Join us for a conversation about the lasting impact and legacy of artist Kazuo Nakamura. The discussion will be led by panelists Louise Noguchi (artist), Bryce Kanbara (artist and recent Governor General Award recipient), and John Hatch (art historian). Kazuo Nakamura laid the groundwork for younger generations of Japanese Canadian artists and achieved great success in his lifetime. This event compliments the current exhibition at The Robert McLaughlin Gallery, Kazuo Nakamura: Universal Pattern, on view until March 5th.
Refreshments will be served.
Louise Noguchi was born in Toronto, and has been active in the Toronto art community since 1981. Her work has been included in solo and group exhibitions across Canada and internationally. A selection of these exhibitions follows: “Das zweite Gesicht”, Deutsches Museum, Munich (2002); “Track Records,” Oakville Galleries, Oakville, and the Canadian Museum of Contemporary Photography, Ottawa (1997-1999); “Modus Operandi,” Contemporary Art Gallery, Vancouver, and the Canadian Embassy in Tokyo, Japan (1996); and, “Louise Noguchi Selected Works: 1982 – 1985,” The Power Plant, Toronto (1989).
Dr. John G. Hatch is associate professor of art history at Western University in London Ontario. He received his doctorate from the University of Essex in art history and theory. His area of research is twentieth-century European and American art and theory, with a particular interest in the points of convergence between art and science. His articles have examined the work of Robert Smithson, Cindy Sherman, Francis Bacon, Frantisek Kupka, Shi Zhiying, amongst others, and most recently the German photographer Thomas Ruff. He is the Art Canada Institute author of monographs on Paterson Ewen and Kazuo Nakamura and is currently working on his third title examining the life and work of Doris McCarthy.

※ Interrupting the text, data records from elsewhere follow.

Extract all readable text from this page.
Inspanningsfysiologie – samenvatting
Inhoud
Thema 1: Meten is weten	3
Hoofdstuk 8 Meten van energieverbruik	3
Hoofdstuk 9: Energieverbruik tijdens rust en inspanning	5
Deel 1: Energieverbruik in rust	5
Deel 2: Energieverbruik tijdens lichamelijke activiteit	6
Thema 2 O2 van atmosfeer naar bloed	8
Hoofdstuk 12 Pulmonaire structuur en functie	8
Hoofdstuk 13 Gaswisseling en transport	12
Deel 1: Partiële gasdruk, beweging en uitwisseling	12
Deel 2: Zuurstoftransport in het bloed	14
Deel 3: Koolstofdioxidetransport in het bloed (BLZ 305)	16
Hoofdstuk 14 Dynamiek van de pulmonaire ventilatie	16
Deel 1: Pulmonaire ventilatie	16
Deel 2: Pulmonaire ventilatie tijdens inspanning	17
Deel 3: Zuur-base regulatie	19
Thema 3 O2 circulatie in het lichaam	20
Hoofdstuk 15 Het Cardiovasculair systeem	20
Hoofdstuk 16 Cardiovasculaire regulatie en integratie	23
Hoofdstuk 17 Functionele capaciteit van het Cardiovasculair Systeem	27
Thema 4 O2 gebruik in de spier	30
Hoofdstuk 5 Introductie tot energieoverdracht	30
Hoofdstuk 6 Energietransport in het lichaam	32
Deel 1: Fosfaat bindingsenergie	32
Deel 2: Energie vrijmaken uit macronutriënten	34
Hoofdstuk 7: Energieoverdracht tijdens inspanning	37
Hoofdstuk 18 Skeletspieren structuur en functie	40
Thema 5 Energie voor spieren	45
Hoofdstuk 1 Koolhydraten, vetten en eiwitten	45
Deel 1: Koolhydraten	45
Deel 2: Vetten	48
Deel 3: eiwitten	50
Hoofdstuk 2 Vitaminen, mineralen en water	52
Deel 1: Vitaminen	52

Kanbara has been working for nearly five decades: across media in painting, printmaking and sculpture, and as a curator and arts administrator. He was a founding member and the first administrator of Hamilton Artists Inc. (known then as Hamilton Artists’ Co-op) in the late 1970s and early ‘80s, going on to hold curatorial positions at Burlington Art Centre; Art Gallery of Hamilton; Glenhyrst Art Gallery of Brant; JC Gallery at the Japanese Canadian Cultural Centre (Toronto). He was also Executive Director of the Toronto Chapter, National Association of Japanese Canadians, Chair of the NAJC Endowment Fund and National Executive member. As one of the first to open a gallery space along Hamilton’s James Street North in the early aughts, Kanbara has been the proprietor of you me gallery since 2003. In 2021, he won a Governor General’s Award in Visual and Media Arts for his countless contributions.